The question is whether we can take Xi’s pledge at face value. Although China dominates the clean energy market, it is still the world’s largest consumer of coal. To keep up with rising demand, China has nearly tripled its energy output since 2000—largely by relying on fossil fuels. Xi’s carbon-neutral target date of 2060 should give us pause as well since scientists agree the world must reach zero-carbon emissions by 2050 to prevent climate catastrophe.
A WAY FORWARD
Luckily, unlike great power competition, the decarbonization contest is not zero-sum. Although U.S. policymakers should be concerned with the strategic implications of leaving China’s superiority in clean energy unchecked, there are also promising avenues for Sino-American climate cooperation. In fact, given the tense state of relations between the two countries, climate change is likely one of the only viable cooperative options left.

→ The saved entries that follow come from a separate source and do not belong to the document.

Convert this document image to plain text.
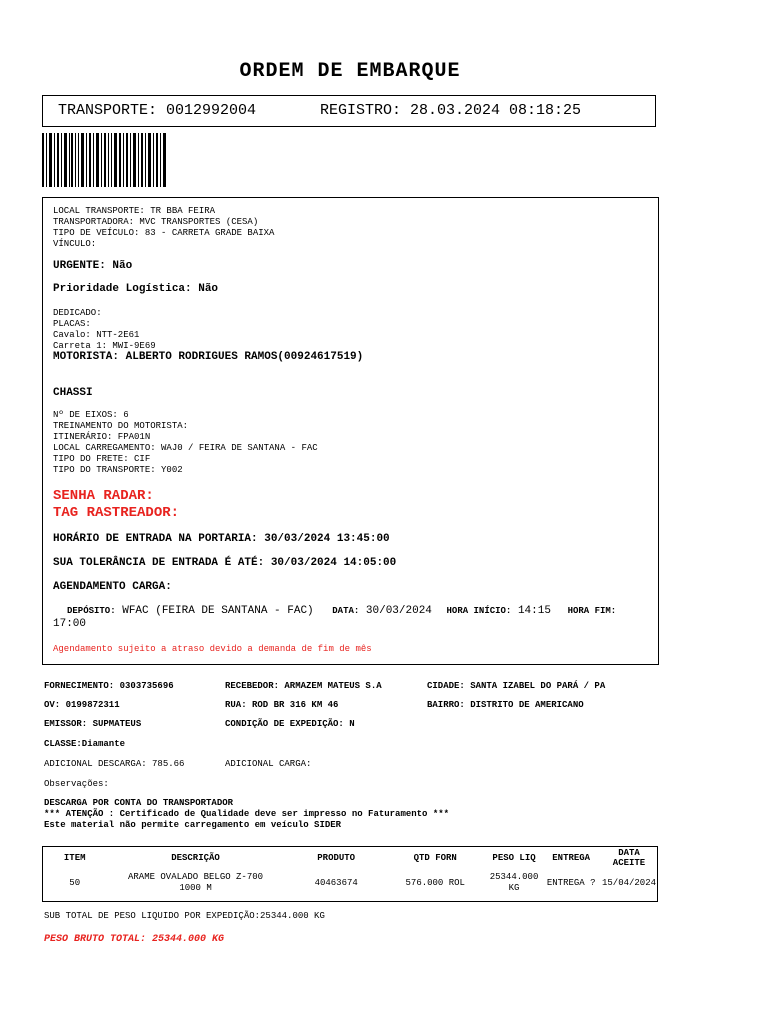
ORDEM DE EMBARQUE
TRANSPORTE: 0012992004	REGISTRO: 28.03.2024 08:18:25
LOCAL TRANSPORTE: TR BBA FEIRA
TRANSPORTADORA: MVC TRANSPORTES (CESA)
TIPO DE VEÍCULO: 83 - CARRETA GRADE BAIXA
VÍNCULO:
URGENTE: Não
Prioridade Logística: Não
DEDICADO:
PLACAS:
Cavalo: NTT-2E61
Carreta 1: MWI-9E69
MOTORISTA: ALBERTO RODRIGUES RAMOS(00924617519)
CHASSI
Nº DE EIXOS: 6
TREINAMENTO DO MOTORISTA:
ITINERÁRIO: FPA01N
LOCAL CARREGAMENTO: WAJ0 / FEIRA DE SANTANA - FAC
TIPO DO FRETE: CIF
TIPO DO TRANSPORTE: Y002
SENHA RADAR:
TAG RASTREADOR:
HORÁRIO DE ENTRADA NA PORTARIA: 30/03/2024 13:45:00
SUA TOLERÂNCIA DE ENTRADA É ATÉ: 30/03/2024 14:05:00
AGENDAMENTO CARGA:
DEPÓSITO: WFAC (FEIRA DE SANTANA - FAC) DATA: 30/03/2024 HORA INÍCIO: 14:15 HORA FIM:
17:00
Agendamento sujeito a atraso devido a demanda de fim de mês
FORNECIMENTO: 0303735696	RECEBEDOR: ARMAZEM MATEUS S.A	CIDADE: SANTA IZABEL DO PARÁ / PA
OV: 0199872311	RUA: ROD BR 316 KM 46	BAIRRO: DISTRITO DE AMERICANO
EMISSOR: SUPMATEUS	CONDIÇÃO DE EXPEDIÇÃO: N
CLASSE:Diamante
ADICIONAL DESCARGA: 785.66	ADICIONAL CARGA:
Observações:
DESCARGA POR CONTA DO TRANSPORTADOR
*** ATENÇÃO : Certificado de Qualidade deve ser impresso no Faturamento ***
Este material não permite carregamento em veículo SIDER
ITEM	DESCRIÇÃO	PRODUTO	QTD FORN	PESO LIQ	ENTREGA	DATA ACEITE
50	ARAME OVALADO BELGO Z-700 1000 M	40463674	576.000 ROL	25344.000 KG	ENTREGA ?	15/04/2024
SUB TOTAL DE PESO LIQUIDO POR EXPEDIÇÃO:25344.000 KG
PESO BRUTO TOTAL: 25344.000 KG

As the two largest emitters of greenhouse gases, the U.S. and China should both be at the forefront of global decarbonization efforts. By actively engaging on climate issues, U.S. policymakers can help hold China accountable for meeting its needed emissions targets. America cannot simply rejoin the Paris Agreement and expect a return to normalcy, however: other countries are likely to be skeptical that deed will follow word. The U.S. will have to prove its commitment through bold domestic climate action that goes above and beyond its 2015 Paris pledge of 26%-28% below 2005 levels by 2025. First, however, policymakers need to decide the climate matters.